Zumbidos en la cabeza, de Drago Jančar (Sexto Piso) Traducción de Simona Škrabec | por Juan Jiménez García
Drago Jančar nació en Yugoslavia cuando Yugoslavia era algo, y ese algo no era ni tan siquiera esa geografía del horror que se ha instalado en nuestras cabezas. Cuando todo se hizo pedazos, Jančar se quedó en ese fragmento llamado Eslovenia. En los años setenta le persiguieron, en los ochenta fue conocido por algunos y otros supieron de él, en los noventa entró en guerra y por entonces discutía con Peter Handke, que se había empeñado en defender a Serbia.
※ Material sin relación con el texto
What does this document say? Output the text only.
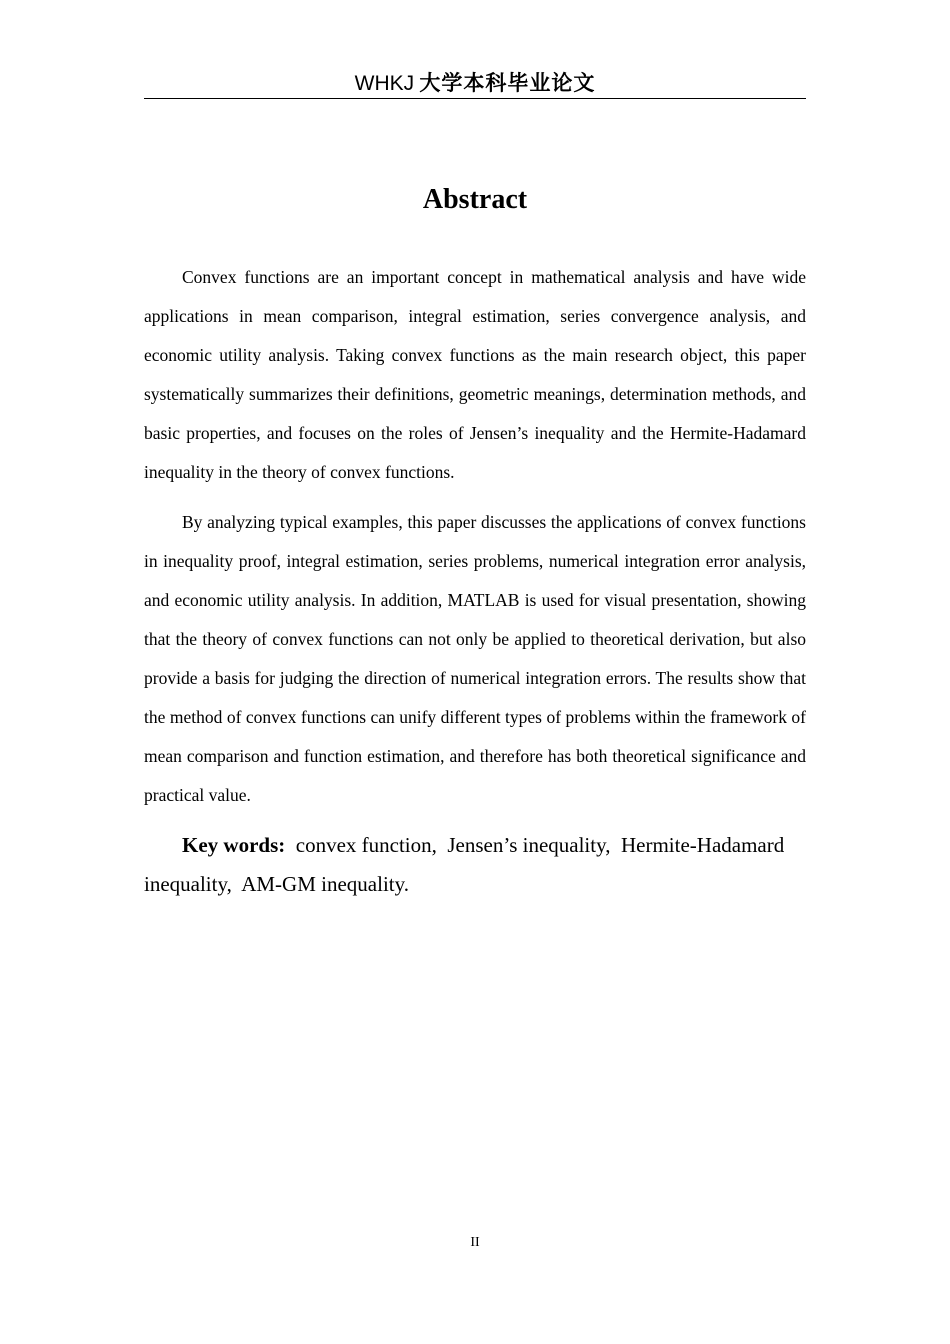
WHKJ 大学本科毕业论文
Abstract

Convex functions are an important concept in mathematical analysis and have wide applications in mean comparison, integral estimation, series convergence analysis, and economic utility analysis. Taking convex functions as the main research object, this paper systematically summarizes their definitions, geometric meanings, determination methods, and basic properties, and focuses on the roles of Jensen’s inequality and the Hermite-Hadamard inequality in the theory of convex functions.

By analyzing typical examples, this paper discusses the applications of convex functions in inequality proof, integral estimation, series problems, numerical integration error analysis, and economic utility analysis. In addition, MATLAB is used for visual presentation, showing that the theory of convex functions can not only be applied to theoretical derivation, but also provide a basis for judging the direction of numerical integration errors. The results show that the method of convex functions can unify different types of problems within the framework of mean comparison and function estimation, and therefore has both theoretical significance and practical value.

Key words: convex function, Jensen’s inequality, Hermite-Hadamard inequality, AM-GM inequality.

II
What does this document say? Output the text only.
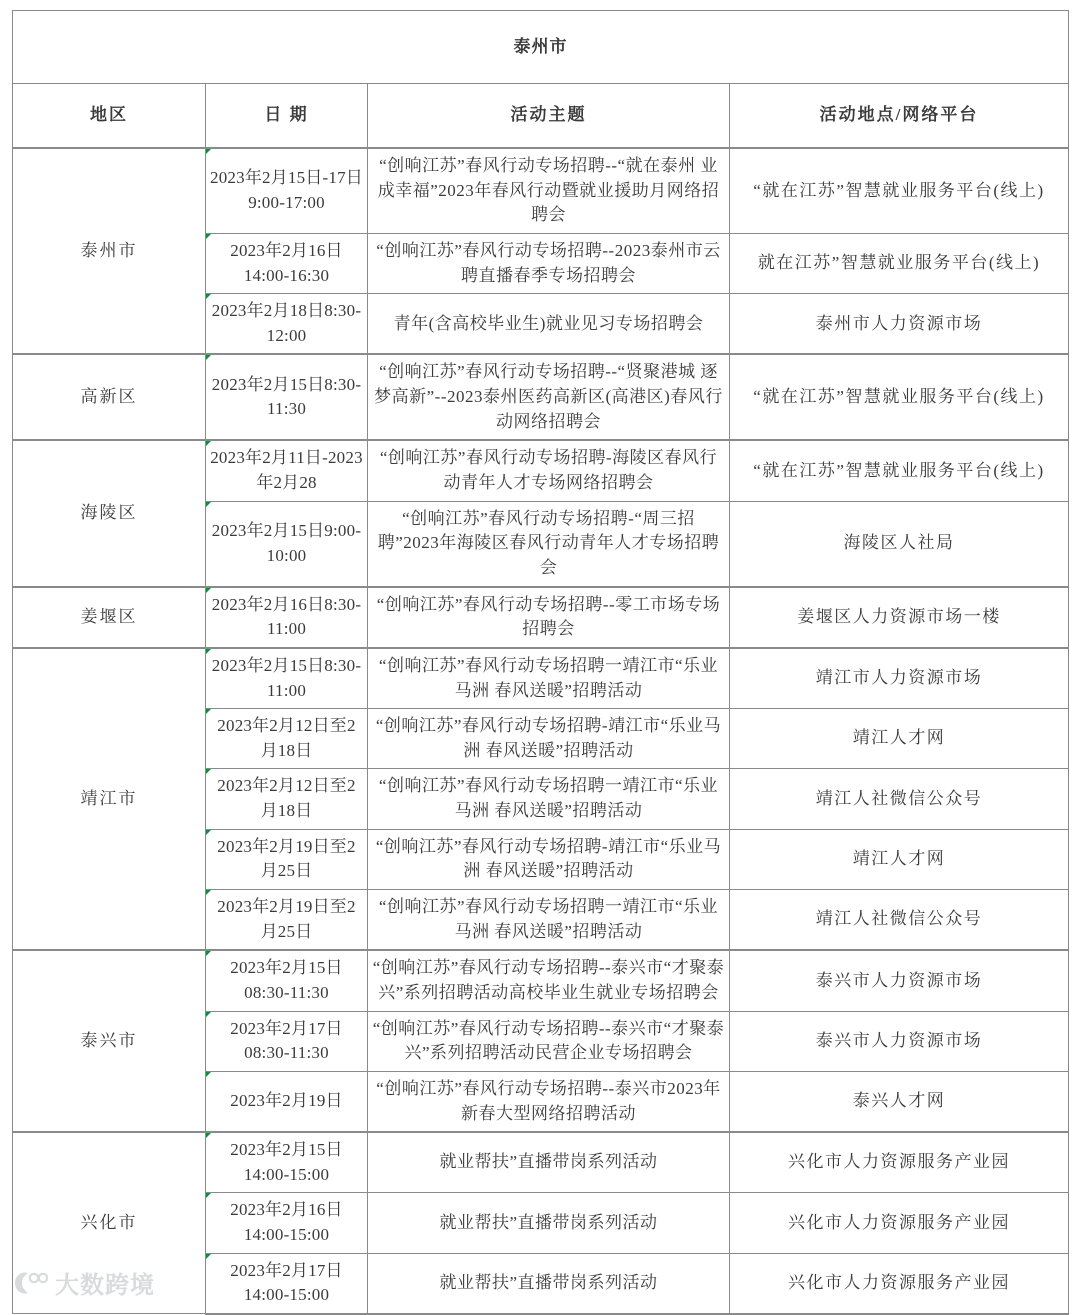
泰州市			
地区	日 期	活动主题	活动地点/网络平台
泰州市	2023年2月15日-17日9:00-17:00	“创响江苏”春风行动专场招聘--“就在泰州 业成幸福”2023年春风行动暨就业援助月网络招聘会	“就在江苏”智慧就业服务平台(线上)
	2023年2月16日14:00-16:30	“创响江苏”春风行动专场招聘--2023泰州市云聘直播春季专场招聘会	就在江苏”智慧就业服务平台(线上)
	2023年2月18日8:30-12:00	青年(含高校毕业生)就业见习专场招聘会	泰州市人力资源市场
高新区	2023年2月15日8:30-11:30	“创响江苏”春风行动专场招聘--“贤聚港城 逐梦高新”--2023泰州医药高新区(高港区)春风行动网络招聘会	“就在江苏”智慧就业服务平台(线上)
海陵区	2023年2月11日-2023年2月28	“创响江苏”春风行动专场招聘-海陵区春风行动青年人才专场网络招聘会	“就在江苏”智慧就业服务平台(线上)
	2023年2月15日9:00-10:00	“创响江苏”春风行动专场招聘-“周三招聘”2023年海陵区春风行动青年人才专场招聘会	海陵区人社局
姜堰区	2023年2月16日8:30-11:00	“创响江苏”春风行动专场招聘--零工市场专场招聘会	姜堰区人力资源市场一楼
靖江市	2023年2月15日8:30-11:00	“创响江苏”春风行动专场招聘一靖江市“乐业马洲 春风送暖”招聘活动	靖江市人力资源市场
	2023年2月12日至2月18日	“创响江苏”春风行动专场招聘-靖江市“乐业马洲 春风送暖”招聘活动	靖江人才网
	2023年2月12日至2月18日	“创响江苏”春风行动专场招聘一靖江市“乐业马洲 春风送暖”招聘活动	靖江人社微信公众号
	2023年2月19日至2月25日	“创响江苏”春风行动专场招聘-靖江市“乐业马洲 春风送暖”招聘活动	靖江人才网
	2023年2月19日至2月25日	“创响江苏”春风行动专场招聘一靖江市“乐业马洲 春风送暖”招聘活动	靖江人社微信公众号
泰兴市	2023年2月15日08:30-11:30	“创响江苏”春风行动专场招聘--泰兴市“才聚泰兴”系列招聘活动高校毕业生就业专场招聘会	泰兴市人力资源市场
	2023年2月17日08:30-11:30	“创响江苏”春风行动专场招聘--泰兴市“才聚泰兴”系列招聘活动民营企业专场招聘会	泰兴市人力资源市场
	2023年2月19日	“创响江苏”春风行动专场招聘--泰兴市2023年新春大型网络招聘活动	泰兴人才网
兴化市	2023年2月15日14:00-15:00	就业帮扶”直播带岗系列活动	兴化市人力资源服务产业园
	2023年2月16日14:00-15:00	就业帮扶”直播带岗系列活动	兴化市人力资源服务产业园
	2023年2月17日14:00-15:00	就业帮扶”直播带岗系列活动	兴化市人力资源服务产业园
大数跨境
Entonces, a finales de aquella década, escribió Zumbidos en la cabeza. Quizás porque él, como su protagonista, no paraba de oír ruidos en su cabeza cuando ciertas cosas chocaban entre sí. Y como él, tenía que hacer algo para acabar con ellos. Su protagonista, Keber, incendió una prisión. Él escribió un libro. Algunas veces todo es lo mismo.
Keber antes de estar en prisión ha estado por todos lados. Marinero, recuerda Odessa por una madre y una hija que le quisieron bien. Y también cuando llegó a puerto y conoció a esa camarera que luego llenó su casa de Jesusitos, Leonca. Eso es lo que recuerda él. Los demás recuerdan su tiempo en el ejército. Vietnam, dormir entre cadáveres. Más acciones heroicas, de un heroísmo de otro tiempo. Él por su parte se entrega en recordar historias del siglo I. Los judíos de Masala y su enfrentamiento con los romanos, y todo lo que ello conllevó, de intrigas y estrategias. Y como el ser humano no progresa mucho, sino que más bien solo cambia de escenarios y vestuarios, se encontrará con que todo, en cierta medida, se vuelve a repetir, y que él estará llamado a estar allí.
Un partido de baloncesto entre Eslovenia y Estados Unidos visto por un centenar de presos y con Keber en primera línea, se convierte en el principio de la revolución. Un vigilante enano y obsceno será el desencadenante de todo. El motivo. El primer paso. La televisión volará por los aires y, tras la televisión, todo el presidio. Ellos solo pedían ver el partido tranquilos, pero la tranquilidad es algo frágil, otra ilusión. Todo arde, todo se derrumba, y con ello empezará la historia de la gran revuelta de la cárcel de Livada. Como dice: Todos cultivamos nuestra propia ira, todos acumulamos razones para hacer nuestra propia guerra. Drago Jančar, recordemos que nació en un país llamado Yugoslavia, sabía de qué escribía.
La cárcel quedará parcialmente destruida y asediada. En todo caso, en manos de los presos. Tras el ímpetu de los primeros momentos, llega el momento de saber qué hacer con ese libertad recuperada que no lleva a ningún lado. Se les ocurre que hay que organizarse. Primero para defenderse y luego para pedir algo. Llega el momento del bibliotecario Mrak, escondido en su celda. Se organizará un comité y él pondrá orden. Tienen sus demandas, pero a Keber le interesa solo una, la primera: que se vuelva a jugar el partido y que se retransmita y que les dejen verlo. La utopía viste curiosos disfraces.
Pero si algo sabemos desde El señor de las moscas, de William Golding, es que si queremos que algo fracase solo hay que dejarlo en nuestras manos, niños o no. Y en la prisión de Livada no será diferente. La anarquía irá dejando paso al orden, porque todo tiene que tener un orden, el orden a la represión, la represión a nuevas prisiones dentro de una ya vieja y destruida prisión, la represión a la depravación, la depravación al caos, el caos a la muerte. Keber pasará de protagonista a testigo y pensará en sus cosas: su partido de baloncesto, la camarera Leonca y aquella sombra que vio huir, y los judíos de Masala.
Para Drago Jančar, que nació en un lugar que se llamaba Yugoslavia y era un puzle con piezas cada una de una imagen diferente pero que el comunismo pintó de blanco, para que parecieran una sola cosa, el mundo está llamado a acabar mal porque el ser humano nunca abandonó un estado primario, un gusto por el salvajismo. Frente a eso quizás solo quede pensar en otras cosas y pedir lo imposible. E insistir en ese imposible. Y soñar con otros tiempos en los que creíamos que éramos más felices, aunque solo sea un espejismo más en una vida de desiertos.